Infections of the lower urinary tract
· Infections in the lower urinary tract are predisposed by obstruction and stasis.
· Lower urinary tract infection is usually due to Gram-negative coliform bacilli, e.g. E. coli and Proteus, which are normally in the large bowel; because they have a short urethra, women are particularly prone to developing ascending infections.
· In men, lower urinary tract infection is usually associated with structural abnormalities of the lower urinary tract and stasis due to obstruction.
· Diabetes mellitus also predisposes to infection.
· The pelvicalyceal system is dark reddish brown as a result of acute inflammation of the usually smooth creamy mucosal lining due to bacterial infection.
· The kidney is also congested and some small scattered abscesses are present in the cortex and medulla (acute pyelonephritis).
· Obstruction of the drainage of urine from the kidney causes hydronephrosis.
· Obstruction, one of the most important consequences of disease of the lower urinary tract, may occur at any place in the tract: renal pelvis (calculi, tumors), pelviureteric junction (stricture, calculi, extrinsic compression), ureter (calculi, extrinsic compression -pregnancy, tumor, fibrosis), bladder (tumor, calculi); urethra (prostatic hyperplasia or carcinoma, urethral valves, urethral stricture).
· If obstruction occurs in the urethra, the bladder develops dilatation and secondary hypertrophy of muscle in its wall. This predisposes to development of out pouching of the bladder mucosa (diverticulae).

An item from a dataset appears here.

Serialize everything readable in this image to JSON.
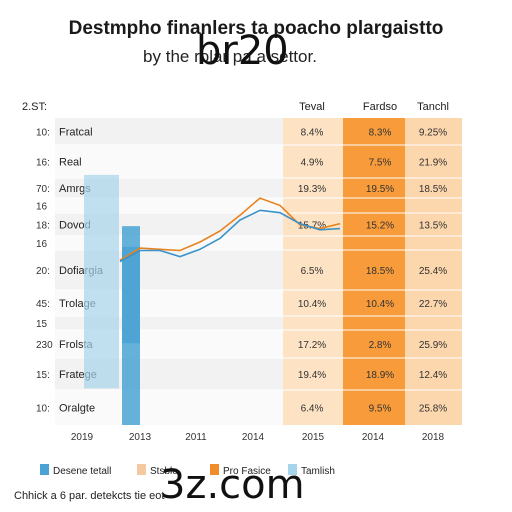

· If obstruction occurs in a ureter, there is dilatation of the ureter (megaureter), with progressive dilatation of the renal pelvicalyceal system, termed hydronephrosis. Fluid entering the collecting ducts cannot empty into the renal pelvis and there is intrarenal resorption of fluid. At this stage, if the obstruction is relieved, renal, function returns to normal. However, if obstruction persists, there is atrophy of renal tubules, glomerular hyalinization, and fibrosis. As an end-stage, the renal parenchyma becomes severely atrophic and renal function is permanently impaired.
· Urinary tract obstruction also predisposes to infection and stone formation.